What better to go with turkey on Thanksgiving weekend than a ghost. Well, I hope you like slime with your cranberry sauce because a ghost is what you got with the reboot of the 80’s classic Ghostbusters.

Ghostbusters, for those that do not know, is the 1984 movie starring Dan Aykroyd, Bill Murray, Harold Ramis, and Ernie Hudson as the title characters of ghost hunters. Aykroyd, as Ray Stantz, Murray, as Peter Venkman, and Ramis, as Egon Spengler, play college professors who study the paranormal. When they get fired from the college, they decide to open their own business of catching ghosts. They are joined by Ernie Hudson, as Winston Zeddemore, and start to catch ghosts. They go against a spirit named Gozer the Gozerian and save New York from being taken over by the evil spirit and the other spirits he has to invade New York.

A loose Readers Digest on what happened.

Spoilers ahead

Ghostbusters: Afterlife takes place 34 years after the original. The movie is based on the daughter and grandkids of Harold Ramis’ character, Spengler.
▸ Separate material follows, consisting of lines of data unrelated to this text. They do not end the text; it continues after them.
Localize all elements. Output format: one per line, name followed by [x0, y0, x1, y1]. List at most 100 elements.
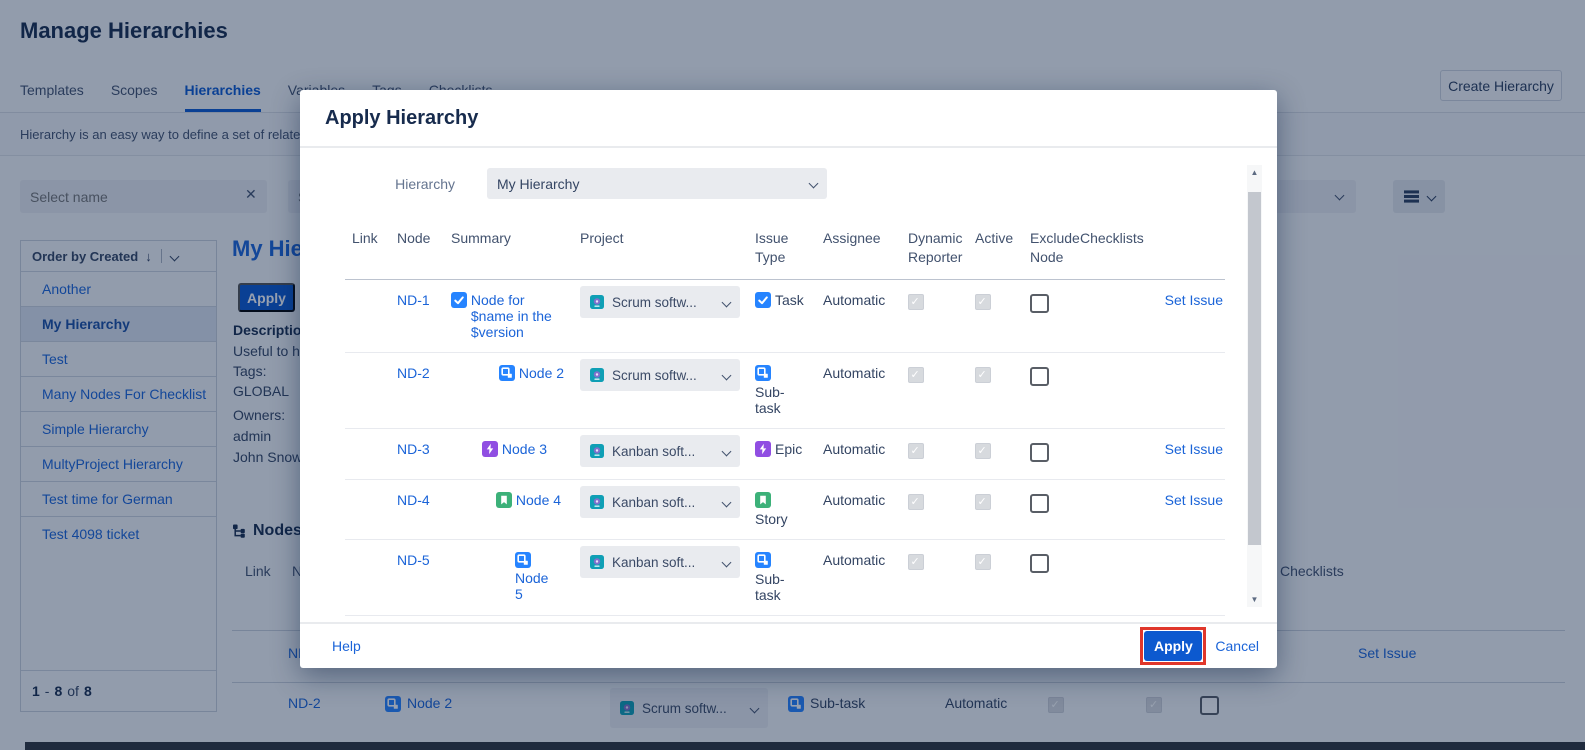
dynamic-reporter-checkbox	[908, 367, 924, 383]
project-select-value: Kanban soft...	[612, 555, 695, 570]
subtask-icon	[755, 552, 771, 568]
subtask-icon	[499, 365, 515, 381]
link-cell	[345, 280, 385, 352]
link-cell	[345, 480, 385, 539]
scroll-up-icon[interactable]: ▲	[1247, 168, 1262, 177]
apply-hierarchy-dialog: Apply Hierarchy Hierarchy My Hierarchy L…	[300, 90, 1277, 668]
issue-type-cell: Sub-task	[740, 353, 815, 428]
project-select[interactable]: Kanban soft...	[580, 546, 740, 578]
hierarchy-select-row: Hierarchy My Hierarchy	[300, 168, 1277, 199]
node-link[interactable]: ND-5	[397, 552, 430, 568]
assignee-cell: Automatic	[815, 540, 893, 615]
project-select-value: Kanban soft...	[612, 444, 695, 459]
col-project: Project	[565, 229, 740, 279]
active-cell	[959, 353, 1014, 428]
col-summary: Summary	[437, 229, 565, 279]
project-avatar-icon	[590, 295, 604, 309]
checklists-cell	[1072, 280, 1138, 352]
set-issue-link[interactable]: Set Issue	[1165, 441, 1223, 457]
screen: Manage Hierarchies Create Hierarchy Temp…	[0, 0, 1585, 750]
node-id-cell: ND-2	[385, 353, 437, 428]
summary-cell: Node 3	[437, 429, 565, 479]
exclude-node-checkbox[interactable]	[1030, 494, 1049, 513]
set-issue-link[interactable]: Set Issue	[1165, 492, 1223, 508]
exclude-node-checkbox[interactable]	[1030, 554, 1049, 573]
epic-icon	[755, 441, 771, 457]
summary-link[interactable]: Node 3	[502, 441, 547, 457]
active-checkbox	[975, 367, 991, 383]
project-cell: Kanban soft...	[565, 429, 740, 479]
active-checkbox	[975, 443, 991, 459]
checklists-cell	[1072, 353, 1138, 428]
dynamic-reporter-checkbox	[908, 443, 924, 459]
table-row: ND-2 Node 2 Scrum softw... Sub-task	[345, 353, 1225, 429]
col-assignee: Assignee	[815, 229, 893, 279]
link-cell	[345, 540, 385, 615]
project-select[interactable]: Scrum softw...	[580, 359, 740, 391]
issue-type-label: Sub-task	[755, 571, 801, 603]
dynamic-reporter-cell	[893, 353, 959, 428]
exclude-node-cell	[1014, 353, 1072, 428]
epic-icon	[482, 441, 498, 457]
col-link: Link	[345, 229, 385, 279]
project-avatar-icon	[590, 495, 604, 509]
exclude-node-checkbox[interactable]	[1030, 443, 1049, 462]
set-issue-link[interactable]: Set Issue	[1165, 292, 1223, 308]
assignee-cell: Automatic	[815, 429, 893, 479]
summary-link[interactable]: Node 5	[515, 570, 557, 602]
project-select[interactable]: Kanban soft...	[580, 435, 740, 467]
assignee-cell: Automatic	[815, 353, 893, 428]
cancel-link[interactable]: Cancel	[1215, 638, 1259, 654]
dialog-footer: Help Apply Cancel	[300, 622, 1277, 668]
exclude-node-checkbox[interactable]	[1030, 294, 1049, 313]
assignee-cell: Automatic	[815, 280, 893, 352]
issue-type-cell: Sub-task	[740, 540, 815, 615]
col-actions	[1138, 229, 1225, 279]
node-link[interactable]: ND-4	[397, 492, 430, 508]
active-cell	[959, 480, 1014, 539]
summary-link[interactable]: Node for $name in the $version	[471, 292, 561, 340]
project-cell: Kanban soft...	[565, 540, 740, 615]
summary-link[interactable]: Node 4	[516, 492, 561, 508]
task-icon	[755, 292, 771, 308]
node-link[interactable]: ND-3	[397, 441, 430, 457]
exclude-node-checkbox[interactable]	[1030, 367, 1049, 386]
chevron-down-icon	[722, 370, 732, 380]
project-select[interactable]: Scrum softw...	[580, 286, 740, 318]
col-active: Active	[959, 229, 1014, 279]
help-link[interactable]: Help	[332, 638, 361, 654]
issue-type-label: Sub-task	[755, 384, 801, 416]
table-row: ND-5 Node 5 Kanban soft... Sub-task	[345, 540, 1225, 616]
project-cell: Scrum softw...	[565, 353, 740, 428]
issue-type-label: Epic	[775, 441, 802, 457]
nodes-table: Link Node Summary Project Issue Type Ass…	[345, 229, 1225, 616]
exclude-node-cell	[1014, 540, 1072, 615]
chevron-down-icon	[722, 557, 732, 567]
exclude-node-cell	[1014, 280, 1072, 352]
dynamic-reporter-checkbox	[908, 494, 924, 510]
checklists-cell	[1072, 540, 1138, 615]
project-select-value: Scrum softw...	[612, 295, 697, 310]
task-icon	[451, 292, 467, 308]
apply-button[interactable]: Apply	[1144, 631, 1202, 661]
scroll-down-icon[interactable]: ▼	[1247, 595, 1262, 604]
hierarchy-select-value: My Hierarchy	[497, 176, 579, 192]
chevron-down-icon	[722, 297, 732, 307]
assignee-cell: Automatic	[815, 480, 893, 539]
node-link[interactable]: ND-2	[397, 365, 430, 381]
dynamic-reporter-cell	[893, 429, 959, 479]
scrollbar-thumb[interactable]	[1248, 192, 1261, 545]
active-checkbox	[975, 294, 991, 310]
hierarchy-select[interactable]: My Hierarchy	[487, 168, 827, 199]
checklists-cell	[1072, 480, 1138, 539]
active-checkbox	[975, 494, 991, 510]
summary-link[interactable]: Node 2	[519, 365, 564, 381]
col-dynamic-reporter: Dynamic Reporter	[893, 229, 959, 279]
project-select-value: Kanban soft...	[612, 495, 695, 510]
project-cell: Kanban soft...	[565, 480, 740, 539]
table-row: ND-4 Node 4 Kanban soft... Story	[345, 480, 1225, 540]
actions-cell: Set Issue	[1138, 280, 1225, 352]
modal-scrollbar[interactable]: ▲ ▼	[1247, 165, 1262, 607]
project-select[interactable]: Kanban soft...	[580, 486, 740, 518]
node-link[interactable]: ND-1	[397, 292, 430, 308]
Harold Ramis passed away in February 2014 so with the use of body doubles and creepy CGI they were able to bring him into this movie in order to kill his character and bring him back eventually as a ghost.

The movie opens with Spengler, played by body doubles without actually showing his face, is killed by spirits in an old farmhouse. His estranged daughter, who never knew him, and her two kids inherit his old farmhouse in Summerville, Oklahoma. Annie Potts, who reprises her role as Secretary Janine Melnitz from the original movie, is there to tell them that all they inherited was the house because he was flat broke.
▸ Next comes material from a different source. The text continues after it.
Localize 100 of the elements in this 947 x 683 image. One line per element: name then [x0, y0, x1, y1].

The mother and two kids find out that the town thought of him as a weirdo that kept to himself and called him the dirt farmer. Of course, the kids find the Ghostbusters car and gadgets and find out granddad was a cool iconic Ghostbuster. This makes sense because you cannot have a plot unless you have kids getting into stuff they have no business getting into.

We find out that the other Ghostbusters were angry with Spengler for taking everything and leaving not realizing that he went to Summerville to protect the world from the return of Gozer. He had a failsafe in place to keep Gozer from returning but of course, the kids messed that up and all hell breaks loose.

Eventually, they figure out how to fix everything because of course one of Spengler’s grandkids is a science geek. Everything comes down to a big standoff where of course the three surviving Ghostbusters come at the last minute in full gear to save the day with smart quips and jokes. Ghosts hate quips and jokes. They all defeat Gozer as a CGI Spengler who does not talk makes a creepy appearance. The End.

Post credit scenes. Stay for two if you have not seen this yet.

I gave you the basic plot of the movie leaving out a few details because, for those who have not seen it, I want you to see it.

On a scale of 1 to 10, I give Ghostbusters: Afterlife a 6. This movie had a lot of moments of nostalgia that a lot of old school viewers who loved the original movie would enjoy. However, the plot was very predictable. You went in knowing the ghost would be defeated and everyone would live happily ever after. You went in knowing that at some point the original Ghostbusters team was coming in to save the day.

The characters were also plastic and predictable. The misunderstood kid genius that figures everything out. The teenage sibling who falls in love. Moving to a new town and making friends who end up in your dangerous drama. A mother who has no idea what is going on with her kids because she is wrapped up in her own self-made drama. The teacher who befriends the smart kid and also gets caught in the drama.

The movie seemed to drag at one point towards the middle in the kids finding out who exactly their grandfather was and what was going on. It was part of the script that could have moved on had you had his estranged daughter know a little more about her dad to tell the kids. This way we would not waste half the movie on the discovery that the audience all knew but were waiting for the kids to discover. It was painfully annoying to sit through.

Overall, this is a good movie to see for the nostalgia and reminding you how good the original was.